O presidente eleito do Paraguai e ex-bispo, Fernando Lugo, disse hoje que seu país não pode seguir dependendo das políticas da Argentina e do Brasil e afirmou que a Venezuela pode mudar o equilíbrio hegemônico regional. "Acho que a política externa do Paraguai vai muito além de nossa fronteira, de nossa região e de nosso continente. A geopolítica mundial mudou substancialmente", declarou Lugo.

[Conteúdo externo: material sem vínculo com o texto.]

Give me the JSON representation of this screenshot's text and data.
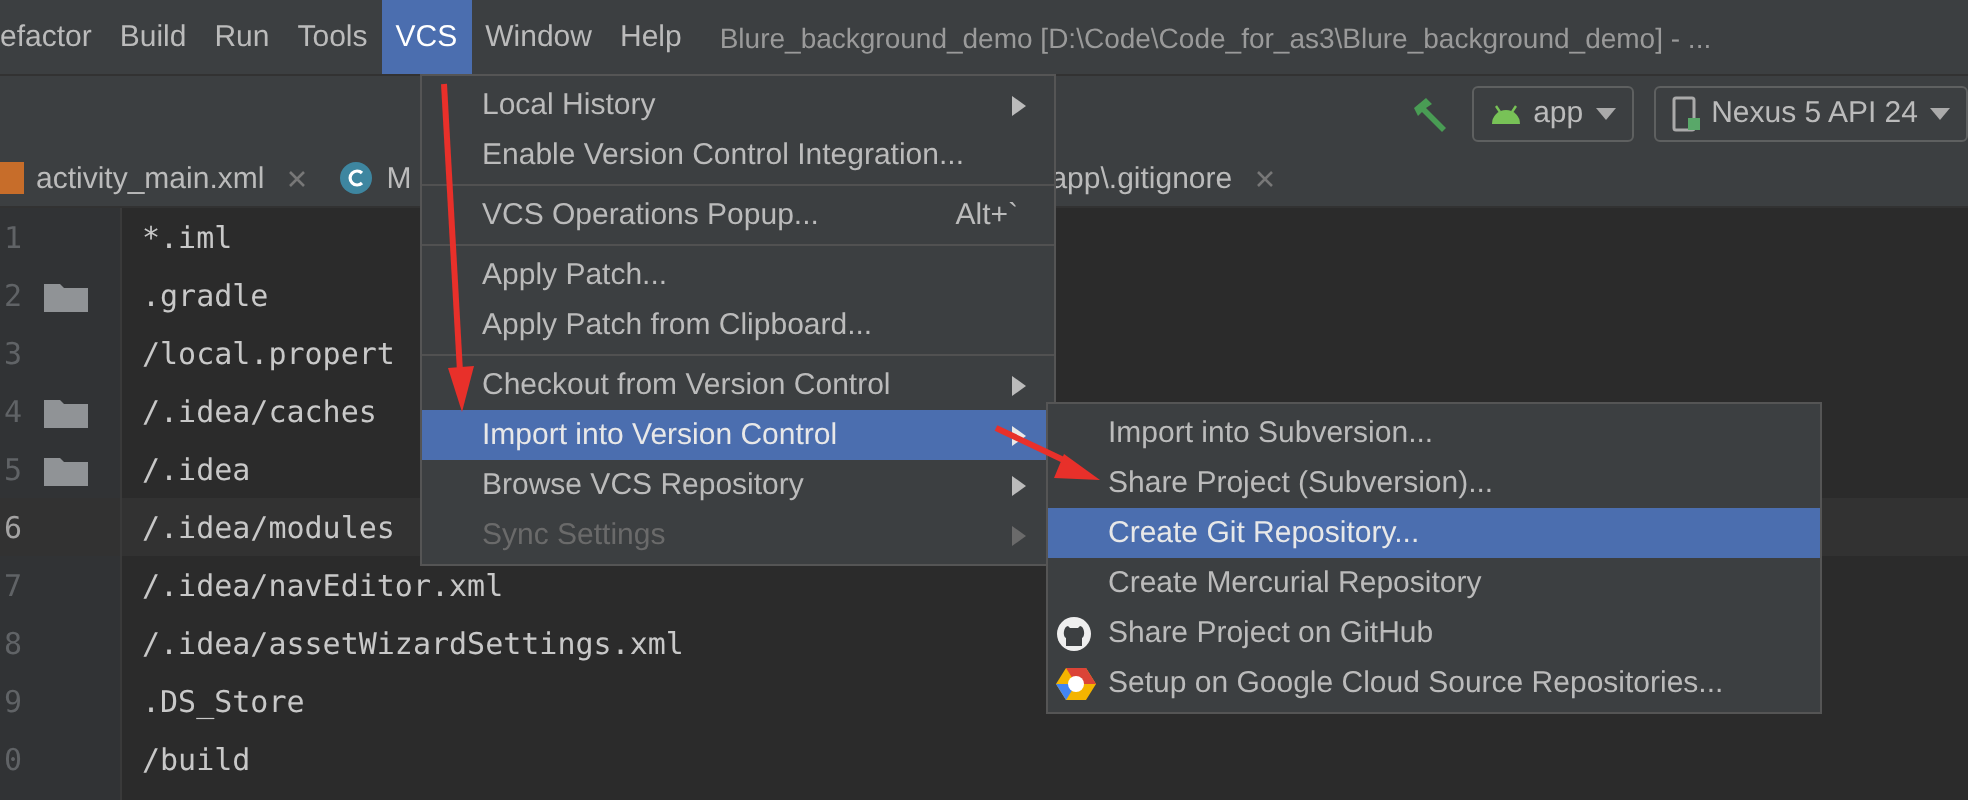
{
  "menu_bar": {
    "items": [
      {
        "label": "efactor",
        "selected": false
      },
      {
        "label": "Build",
        "selected": false
      },
      {
        "label": "Run",
        "selected": false
      },
      {
        "label": "Tools",
        "selected": false
      },
      {
        "label": "VCS",
        "selected": true
      },
      {
        "label": "Window",
        "selected": false
      },
      {
        "label": "Help",
        "selected": false
      }
    ],
    "window_title": "Blure_background_demo [D:\\Code\\Code_for_as3\\Blure_background_demo] - ..."
  },
  "toolbar": {
    "run_config": "app",
    "device": "Nexus 5 API 24"
  },
  "tabs": [
    {
      "label": "activity_main.xml"
    },
    {
      "label": "M"
    },
    {
      "label": "app\\.gitignore"
    }
  ],
  "editor": {
    "lines": [
      {
        "number": "1",
        "text": "*.iml",
        "folder": false,
        "current": false
      },
      {
        "number": "2",
        "text": ".gradle",
        "folder": true,
        "current": false
      },
      {
        "number": "3",
        "text": "/local.propert",
        "folder": false,
        "current": false
      },
      {
        "number": "4",
        "text": "/.idea/caches",
        "folder": true,
        "current": false
      },
      {
        "number": "5",
        "text": "/.idea",
        "folder": true,
        "current": false
      },
      {
        "number": "6",
        "text": "/.idea/modules",
        "folder": false,
        "current": true
      },
      {
        "number": "7",
        "text": "/.idea/navEditor.xml",
        "folder": false,
        "current": false
      },
      {
        "number": "8",
        "text": "/.idea/assetWizardSettings.xml",
        "folder": false,
        "current": false
      },
      {
        "number": "9",
        "text": ".DS_Store",
        "folder": false,
        "current": false
      },
      {
        "number": "0",
        "text": "/build",
        "folder": false,
        "current": false
      }
    ]
  },
  "vcs_menu": {
    "items": [
      {
        "kind": "item",
        "label": "Local History",
        "submenu": true,
        "selected": false,
        "disabled": false
      },
      {
        "kind": "item",
        "label": "Enable Version Control Integration...",
        "submenu": false,
        "selected": false,
        "disabled": false
      },
      {
        "kind": "separator"
      },
      {
        "kind": "item",
        "label": "VCS Operations Popup...",
        "shortcut": "Alt+`",
        "submenu": false,
        "selected": false,
        "disabled": false
      },
      {
        "kind": "separator"
      },
      {
        "kind": "item",
        "label": "Apply Patch...",
        "submenu": false,
        "selected": false,
        "disabled": false
      },
      {
        "kind": "item",
        "label": "Apply Patch from Clipboard...",
        "submenu": false,
        "selected": false,
        "disabled": false
      },
      {
        "kind": "separator"
      },
      {
        "kind": "item",
        "label": "Checkout from Version Control",
        "submenu": true,
        "selected": false,
        "disabled": false
      },
      {
        "kind": "item",
        "label": "Import into Version Control",
        "submenu": true,
        "selected": true,
        "disabled": false
      },
      {
        "kind": "item",
        "label": "Browse VCS Repository",
        "submenu": true,
        "selected": false,
        "disabled": false
      },
      {
        "kind": "item",
        "label": "Sync Settings",
        "submenu": true,
        "selected": false,
        "disabled": true
      }
    ]
  },
  "import_submenu": {
    "items": [
      {
        "label": "Import into Subversion...",
        "selected": false
      },
      {
        "label": "Share Project (Subversion)...",
        "selected": false
      },
      {
        "label": "Create Git Repository...",
        "selected": true
      },
      {
        "label": "Create Mercurial Repository",
        "selected": false
      },
      {
        "label": "Share Project on GitHub",
        "selected": false
      },
      {
        "label": "Setup on Google Cloud Source Repositories...",
        "selected": false
      }
    ]
  },
  "annotation_arrows": [
    {
      "kind": "arrow"
    },
    {
      "kind": "arrow"
    }
  ]
}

Para ele, o Paraguai, que é muito influenciado política e economicamente por seus dois poderosos vizinhos, "tem que alcançar um novo desenho na política externa". "Não podemos nos contentar com as políticas pendulares entre Brasil e Argentina", afirmou.

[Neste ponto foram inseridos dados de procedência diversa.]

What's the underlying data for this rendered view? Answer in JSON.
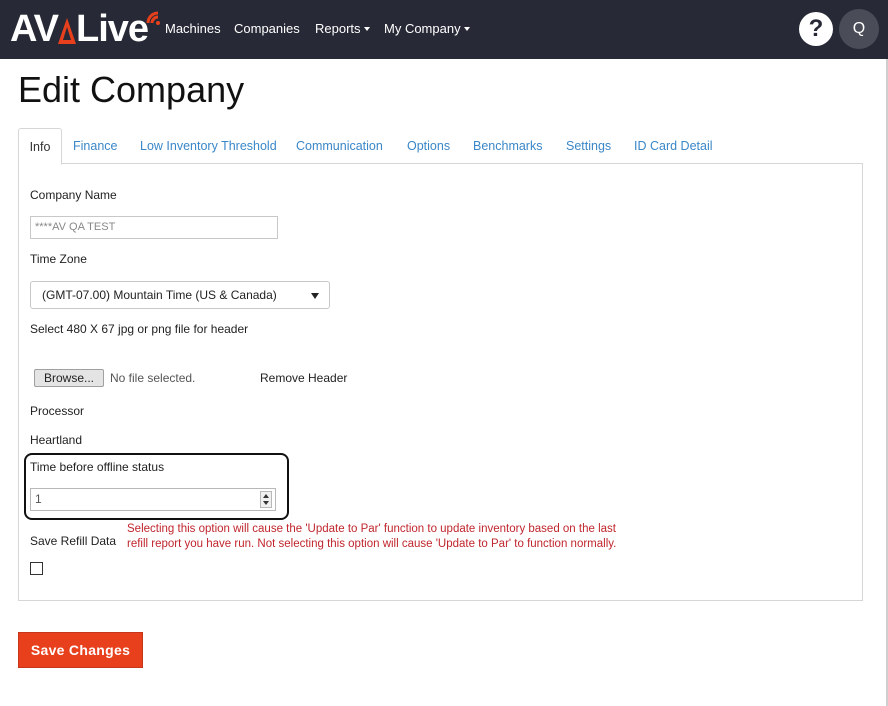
{
  "brand": {
    "logo_text_left": "AV",
    "logo_text_right": "Live",
    "colors": {
      "topbar": "#272a36",
      "accent": "#e8401c",
      "link": "#3a87c8",
      "warning": "#c0262d"
    }
  },
  "nav": {
    "items": [
      {
        "label": "Machines",
        "has_caret": false
      },
      {
        "label": "Companies",
        "has_caret": false
      },
      {
        "label": "Reports",
        "has_caret": true
      },
      {
        "label": "My Company",
        "has_caret": true
      }
    ],
    "help_icon": "question-mark-icon",
    "help_label": "?",
    "avatar_initial": "Q"
  },
  "page": {
    "title": "Edit Company"
  },
  "tabs": [
    {
      "label": "Info",
      "active": true
    },
    {
      "label": "Finance",
      "active": false
    },
    {
      "label": "Low Inventory Threshold",
      "active": false
    },
    {
      "label": "Communication",
      "active": false
    },
    {
      "label": "Options",
      "active": false
    },
    {
      "label": "Benchmarks",
      "active": false
    },
    {
      "label": "Settings",
      "active": false
    },
    {
      "label": "ID Card Detail",
      "active": false
    }
  ],
  "form": {
    "company_name_label": "Company Name",
    "company_name_value": "****AV QA TEST",
    "time_zone_label": "Time Zone",
    "time_zone_value": "(GMT-07.00) Mountain Time (US & Canada)",
    "header_file_label": "Select 480 X 67 jpg or png file for header",
    "browse_label": "Browse...",
    "no_file_text": "No file selected.",
    "remove_header_label": "Remove Header",
    "processor_label": "Processor",
    "processor_value": "Heartland",
    "offline_label": "Time before offline status",
    "offline_value": "1",
    "save_refill_label": "Save Refill Data",
    "save_refill_checked": false,
    "save_refill_warning": "Selecting this option will cause the 'Update to Par' function to update inventory based on the last refill report you have run. Not selecting this option will cause 'Update to Par' to function normally."
  },
  "actions": {
    "save_label": "Save Changes"
  }
}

O esquerdista Lugo, que assume o poder no próximo dia 15, acabando com o domínio de 61 anos do conservador Partido Colorado, ensaiou a aproximação com a Venezuela. "Eu não tenho medo dos países chamados de 'Eixo do mal', pois não se deve identificar as autoridades com os países", declarou.

O paraguaio disse ainda que "a Venezuela é um país que estrategicamente pode dar equilíbrio dentro da região independentemente de quem for o presidente. (Hugo) Chavez vai passar, mas a Venezuela não vai passar com seu potencial em termos de energia".

"Defendo a integração regional, em primeiro lugar, mas não ficar apenas nisto, e abrir as portas para uma relação mundial tanto e enquanto houver respeito à nossa comunidade", declarou o ex-bispo católico.

O diretor da companhia petrolífera paraguai Alejandro Takahashi anunciou que a Venezuela enviará 70 milhões de litros de óleo diesel como medida de apoio ao presidente eleito. Segundo Takahashi, a ajuda é "um gesto de boa vontade do presidente Hugo Chavez". O Paraguai sofreu com a falta do combustível há dois meses, o que prejudicou a produção agrícola. O país não produz petróleo.